Dr. Fox, who came to the Washington area in 1947, was a native of Cleveland. He was a 1943 graduate of what was then Western Reserve University, where he also received a master's degree in history. He received a doctorate in history from George Washington University.

He was a 33rd-degree Mason and had been a Scottish Rite historian. He also was a member of the Cosmos Club.

Survivors include his wife of 40 years, Lynn G., of Takoma Park; two sons, William Jr., of Chevy Chase, and David L., of Takoma Park; a daughter, Deborah L. Fox of Cleveland; a sister, Marjorie F. Reusch of Baltimore; and a granddaughter.

ANNE J. GORDON

Church Member

Anne Jackson Gordon, 72, a member of Christ Congregational Church in Silver Spring and of its senior fellowship and Bible reading group, died Feb. 9 at her home in Silver Spring. She had diabetes.
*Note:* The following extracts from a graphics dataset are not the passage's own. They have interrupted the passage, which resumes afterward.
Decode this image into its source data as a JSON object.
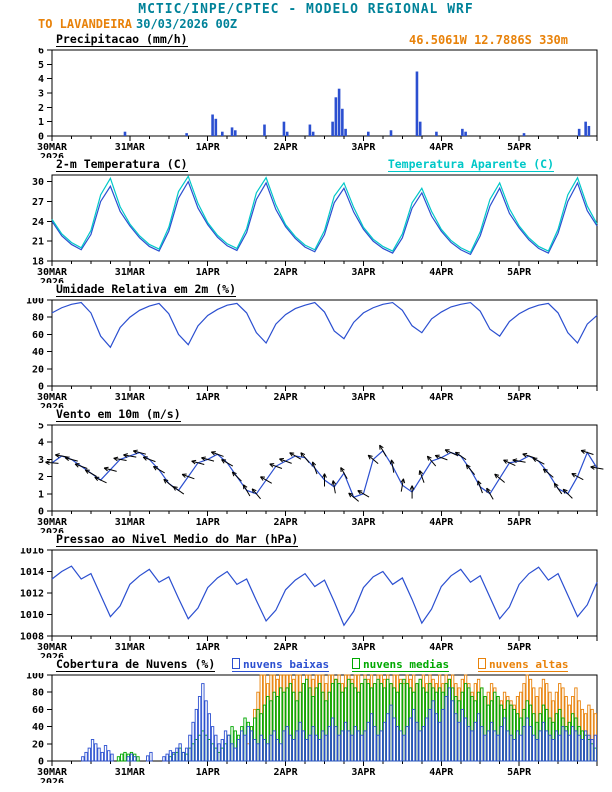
{
  "header": {
    "title": "MCTIC/INPE/CPTEC - MODELO REGIONAL WRF",
    "station": "TO LAVANDEIRA",
    "run": "30/03/2026 00Z",
    "coords": "46.5061W 12.7886S 330m"
  },
  "colors": {
    "teal": "#008299",
    "orange": "#e8820a",
    "blue": "#2b4fd0",
    "cyan": "#00c8c8",
    "green": "#00a800",
    "black": "#000000"
  },
  "x_axis": {
    "total_hours": 168,
    "minor_step": 6,
    "day_ticks": [
      0,
      24,
      48,
      72,
      96,
      120,
      144,
      168
    ],
    "labels": [
      {
        "h": 0,
        "text": "30MAR",
        "sub": "2026"
      },
      {
        "h": 24,
        "text": "31MAR"
      },
      {
        "h": 48,
        "text": "1APR"
      },
      {
        "h": 72,
        "text": "2APR"
      },
      {
        "h": 96,
        "text": "3APR"
      },
      {
        "h": 120,
        "text": "4APR"
      },
      {
        "h": 144,
        "text": "5APR"
      }
    ]
  },
  "chart_data": [
    {
      "id": "precip",
      "type": "bar",
      "title": "Precipitacao (mm/h)",
      "ylabel": "mm/h",
      "ylim": [
        0,
        6
      ],
      "yticks": [
        0,
        1,
        2,
        3,
        4,
        5,
        6
      ],
      "color": "#2b4fd0",
      "values": {
        "22": 0.3,
        "41": 0.2,
        "49": 1.5,
        "50": 1.2,
        "52": 0.3,
        "55": 0.6,
        "56": 0.4,
        "65": 0.8,
        "71": 1.0,
        "72": 0.3,
        "79": 0.8,
        "80": 0.3,
        "86": 1.0,
        "87": 2.7,
        "88": 3.3,
        "89": 1.9,
        "90": 0.5,
        "97": 0.3,
        "104": 0.4,
        "112": 4.5,
        "113": 1.0,
        "118": 0.3,
        "126": 0.5,
        "127": 0.3,
        "145": 0.2,
        "162": 0.5,
        "164": 1.0,
        "165": 0.7
      }
    },
    {
      "id": "temp",
      "type": "line",
      "title": "2-m Temperatura (C)",
      "ylim": [
        18,
        31
      ],
      "yticks": [
        18,
        21,
        24,
        27,
        30
      ],
      "series": [
        {
          "name": "2-m Temperatura (C)",
          "color": "#2b4fd0",
          "step_hours": 3,
          "values": [
            24.0,
            21.8,
            20.5,
            19.7,
            22.0,
            27.0,
            29.3,
            25.5,
            23.3,
            21.5,
            20.2,
            19.5,
            22.5,
            27.5,
            30.0,
            26.0,
            23.5,
            21.6,
            20.3,
            19.6,
            22.3,
            27.3,
            29.8,
            25.8,
            23.2,
            21.4,
            20.1,
            19.4,
            22.0,
            26.8,
            29.0,
            25.4,
            22.8,
            21.0,
            19.9,
            19.2,
            21.5,
            26.0,
            28.3,
            24.8,
            22.5,
            20.8,
            19.7,
            19.0,
            21.8,
            26.3,
            29.0,
            25.2,
            23.0,
            21.2,
            19.9,
            19.2,
            22.2,
            27.0,
            29.8,
            25.6,
            23.3
          ]
        },
        {
          "name": "Temperatura Aparente (C)",
          "color": "#00c8c8",
          "step_hours": 3,
          "values": [
            24.3,
            22.1,
            20.8,
            20.0,
            22.6,
            28.0,
            30.5,
            26.2,
            23.6,
            21.8,
            20.5,
            19.8,
            23.1,
            28.5,
            30.8,
            26.7,
            23.8,
            21.9,
            20.6,
            19.9,
            22.9,
            28.3,
            30.6,
            26.5,
            23.5,
            21.7,
            20.4,
            19.7,
            22.6,
            27.8,
            29.8,
            26.1,
            23.1,
            21.3,
            20.2,
            19.5,
            22.1,
            26.8,
            29.0,
            25.5,
            22.8,
            21.1,
            20.0,
            19.3,
            22.4,
            27.3,
            29.8,
            25.9,
            23.3,
            21.5,
            20.2,
            19.5,
            22.8,
            28.0,
            30.6,
            26.3,
            23.6
          ]
        }
      ]
    },
    {
      "id": "rh",
      "type": "line",
      "title": "Umidade Relativa em 2m (%)",
      "ylim": [
        0,
        100
      ],
      "yticks": [
        0,
        20,
        40,
        60,
        80,
        100
      ],
      "series": [
        {
          "name": "Umidade Relativa em 2m (%)",
          "color": "#2b4fd0",
          "step_hours": 3,
          "values": [
            85,
            91,
            95,
            97,
            85,
            58,
            45,
            68,
            80,
            88,
            93,
            96,
            84,
            60,
            48,
            70,
            82,
            89,
            94,
            96,
            85,
            62,
            50,
            72,
            83,
            90,
            94,
            97,
            86,
            64,
            55,
            74,
            85,
            91,
            95,
            97,
            88,
            70,
            62,
            78,
            86,
            92,
            95,
            97,
            87,
            66,
            58,
            75,
            84,
            90,
            94,
            96,
            85,
            62,
            50,
            72,
            82
          ]
        }
      ]
    },
    {
      "id": "wind",
      "type": "wind",
      "title": "Vento em 10m (m/s)",
      "ylim": [
        0,
        5
      ],
      "yticks": [
        0,
        1,
        2,
        3,
        4,
        5
      ],
      "series": [
        {
          "name": "Vento em 10m (m/s)",
          "color": "#2b4fd0",
          "step_hours": 3,
          "values": [
            2.8,
            3.2,
            3.0,
            2.6,
            2.2,
            1.8,
            2.4,
            3.0,
            3.2,
            3.4,
            3.0,
            2.4,
            1.6,
            1.2,
            2.0,
            2.8,
            3.0,
            3.3,
            2.8,
            2.0,
            1.2,
            1.0,
            1.8,
            2.6,
            2.9,
            3.2,
            3.1,
            2.5,
            1.8,
            1.4,
            2.2,
            0.8,
            1.0,
            3.0,
            3.5,
            2.6,
            1.5,
            1.1,
            2.0,
            2.9,
            3.1,
            3.4,
            3.2,
            2.4,
            1.4,
            1.0,
            1.9,
            2.8,
            2.9,
            3.2,
            2.9,
            2.2,
            1.3,
            1.0,
            2.0,
            3.4,
            2.5
          ]
        }
      ],
      "directions_deg": [
        95,
        100,
        105,
        110,
        120,
        115,
        105,
        100,
        100,
        105,
        110,
        120,
        130,
        125,
        110,
        105,
        105,
        110,
        120,
        135,
        150,
        140,
        120,
        110,
        110,
        120,
        140,
        160,
        180,
        170,
        150,
        130,
        120,
        130,
        150,
        170,
        190,
        180,
        160,
        140,
        110,
        115,
        125,
        140,
        160,
        150,
        130,
        115,
        100,
        108,
        118,
        130,
        145,
        135,
        118,
        108,
        100
      ]
    },
    {
      "id": "slp",
      "type": "line",
      "title": "Pressao ao Nivel Medio do Mar (hPa)",
      "ylim": [
        1008,
        1016
      ],
      "yticks": [
        1008,
        1010,
        1012,
        1014,
        1016
      ],
      "series": [
        {
          "name": "Pressao ao Nivel Medio do Mar (hPa)",
          "color": "#2b4fd0",
          "step_hours": 3,
          "values": [
            1013.3,
            1014.0,
            1014.5,
            1013.3,
            1013.8,
            1011.8,
            1009.8,
            1010.8,
            1012.8,
            1013.6,
            1014.2,
            1013.0,
            1013.5,
            1011.5,
            1009.6,
            1010.6,
            1012.5,
            1013.4,
            1014.0,
            1012.8,
            1013.3,
            1011.3,
            1009.4,
            1010.4,
            1012.3,
            1013.2,
            1013.8,
            1012.6,
            1013.2,
            1011.2,
            1009.0,
            1010.3,
            1012.5,
            1013.5,
            1014.0,
            1012.8,
            1013.4,
            1011.4,
            1009.2,
            1010.5,
            1012.6,
            1013.6,
            1014.2,
            1013.0,
            1013.6,
            1011.6,
            1009.6,
            1010.7,
            1012.8,
            1013.8,
            1014.4,
            1013.2,
            1013.8,
            1011.8,
            1009.8,
            1010.9,
            1013.0
          ]
        }
      ]
    },
    {
      "id": "clouds",
      "type": "bar-outline",
      "title": "Cobertura de Nuvens (%)",
      "ylim": [
        0,
        100
      ],
      "yticks": [
        0,
        20,
        40,
        60,
        80,
        100
      ],
      "series": [
        {
          "name": "nuvens baixas",
          "color": "#2b4fd0",
          "step_hours": 1,
          "values": [
            0,
            0,
            0,
            0,
            0,
            0,
            0,
            0,
            0,
            5,
            10,
            15,
            25,
            20,
            15,
            10,
            18,
            12,
            8,
            0,
            0,
            0,
            0,
            5,
            8,
            5,
            0,
            0,
            0,
            6,
            10,
            0,
            0,
            0,
            5,
            8,
            12,
            10,
            15,
            20,
            10,
            15,
            30,
            45,
            60,
            75,
            90,
            70,
            55,
            40,
            30,
            20,
            25,
            35,
            30,
            20,
            15,
            25,
            35,
            30,
            40,
            35,
            25,
            20,
            30,
            25,
            20,
            30,
            35,
            25,
            20,
            35,
            40,
            30,
            25,
            35,
            45,
            35,
            25,
            30,
            40,
            30,
            25,
            35,
            30,
            40,
            50,
            40,
            30,
            35,
            45,
            35,
            30,
            40,
            35,
            30,
            35,
            45,
            55,
            40,
            30,
            35,
            45,
            55,
            65,
            50,
            40,
            35,
            30,
            40,
            50,
            60,
            45,
            35,
            40,
            50,
            60,
            70,
            55,
            45,
            60,
            75,
            85,
            70,
            55,
            45,
            60,
            50,
            40,
            35,
            45,
            55,
            40,
            30,
            35,
            45,
            35,
            30,
            40,
            50,
            35,
            30,
            25,
            35,
            30,
            40,
            50,
            40,
            30,
            25,
            35,
            45,
            35,
            30,
            25,
            35,
            30,
            40,
            35,
            30,
            40,
            35,
            30,
            25,
            35,
            30,
            25,
            30
          ]
        },
        {
          "name": "nuvens medias",
          "color": "#00a800",
          "step_hours": 1,
          "values": [
            0,
            0,
            0,
            0,
            0,
            0,
            0,
            0,
            0,
            0,
            0,
            0,
            0,
            0,
            0,
            0,
            0,
            0,
            0,
            0,
            5,
            8,
            10,
            8,
            10,
            8,
            5,
            0,
            0,
            0,
            0,
            0,
            0,
            0,
            0,
            0,
            5,
            8,
            10,
            15,
            10,
            8,
            15,
            20,
            25,
            30,
            35,
            30,
            25,
            20,
            15,
            10,
            15,
            20,
            30,
            40,
            35,
            30,
            40,
            50,
            45,
            40,
            50,
            60,
            55,
            65,
            75,
            70,
            80,
            75,
            85,
            80,
            85,
            90,
            80,
            70,
            80,
            90,
            95,
            85,
            75,
            85,
            90,
            80,
            70,
            80,
            90,
            95,
            90,
            80,
            85,
            95,
            90,
            85,
            80,
            90,
            95,
            90,
            85,
            90,
            95,
            90,
            85,
            95,
            90,
            85,
            80,
            90,
            95,
            90,
            85,
            80,
            90,
            95,
            85,
            80,
            90,
            85,
            80,
            85,
            80,
            90,
            95,
            85,
            75,
            70,
            80,
            90,
            85,
            75,
            70,
            80,
            85,
            75,
            65,
            70,
            80,
            75,
            65,
            60,
            70,
            65,
            60,
            55,
            50,
            60,
            70,
            65,
            55,
            45,
            55,
            65,
            60,
            50,
            45,
            55,
            60,
            50,
            40,
            45,
            55,
            50,
            40,
            35,
            30,
            25,
            20,
            15
          ]
        },
        {
          "name": "nuvens altas",
          "color": "#e8820a",
          "step_hours": 1,
          "values": [
            0,
            0,
            0,
            0,
            0,
            0,
            0,
            0,
            0,
            0,
            0,
            0,
            0,
            0,
            0,
            0,
            0,
            0,
            0,
            0,
            0,
            0,
            0,
            0,
            0,
            0,
            0,
            0,
            0,
            0,
            0,
            0,
            0,
            0,
            0,
            0,
            0,
            0,
            0,
            0,
            0,
            0,
            0,
            0,
            0,
            0,
            0,
            0,
            0,
            0,
            0,
            0,
            0,
            0,
            0,
            0,
            0,
            0,
            0,
            0,
            20,
            40,
            60,
            80,
            100,
            100,
            90,
            100,
            100,
            95,
            100,
            100,
            100,
            100,
            95,
            100,
            100,
            90,
            100,
            100,
            95,
            100,
            100,
            100,
            90,
            100,
            100,
            95,
            100,
            90,
            100,
            100,
            95,
            100,
            100,
            90,
            100,
            95,
            100,
            90,
            100,
            100,
            95,
            100,
            90,
            100,
            100,
            95,
            90,
            100,
            95,
            100,
            90,
            95,
            100,
            90,
            100,
            95,
            90,
            100,
            90,
            100,
            95,
            100,
            90,
            85,
            95,
            100,
            90,
            80,
            90,
            95,
            85,
            75,
            80,
            90,
            85,
            75,
            70,
            80,
            75,
            70,
            65,
            75,
            80,
            90,
            100,
            95,
            85,
            75,
            85,
            95,
            90,
            80,
            70,
            80,
            90,
            85,
            75,
            65,
            75,
            85,
            70,
            60,
            55,
            65,
            60,
            55
          ]
        }
      ]
    }
  ]
}
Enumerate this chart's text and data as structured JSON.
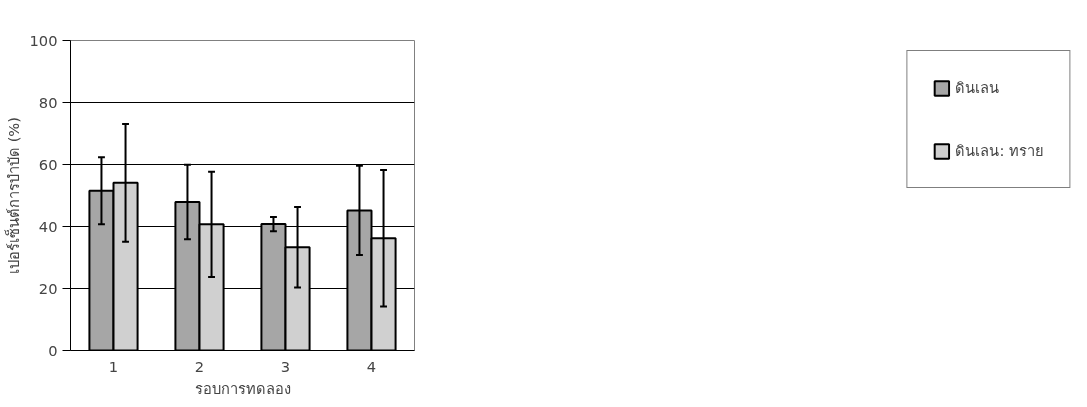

Mrs. Gordon, who had lived here since 1966, was a native of Tennessee. After graduating from LeMoyne College in Memphis, with a degree in social work, she was a social worker for a time in Tennessee and Atlanta. She worked for the War Department in Washington and New York.

She accompanied her husband to Africa and Europe on his government and journalism assignments.

Mrs. Gordon was a member of the Association of American Foreign Service Women Writers Group. She had done volunteer work for the League of Women Voters in Montgomery County.

Surviors include her husband of 48 years, William Gordon of Silver Spring; three sons, Dr. William Gordon Jr. of Houston, Dr. David Gordon of Ann Arbor, Mich., and Anthony Gordon of Silver Spring; and three grandchildren.

JUDITH L. LUSKEY

Judith Lynn Luskey, 52, an archivist who had been president of Visual Resources Consultants of Washington since 1990, died Feb. 16 at her hotel in San Francisco. She had a heart ailment.

A native and resident of Washington, she was in California on both business and vacation when she was stricken. She had been working as head archivist for a film documentary on American Indians.

Miss Luskey, a graduate of Surrattsville High School in Clinton, earned an anthropology degree at the University of Colorado, where she also was elected to Phi Beta Kappa.

She worked for the Smithsonian Institution's National Museum of African Art and the anthropology department of its National Museum of Natural History during the 1980s. Before that, she had been a consultant to museums and the Agency for International Development and had worked for the Commerce Department and a group of Washington architects. She also had lectured on the history of photography.

Miss Luskey was co-author of "The North American Indians in Early Photographs," which was published by Harper & Row in 1986, and "Grand Endeavors in American Indian Photography," which is to be published this fall by the Smithsonian.

She was a member of the National Press Club, where she had served as coordinator of its events committee in 1991 and 1992.

Survivors include a sister, Phyllis A. Cox of Clinton.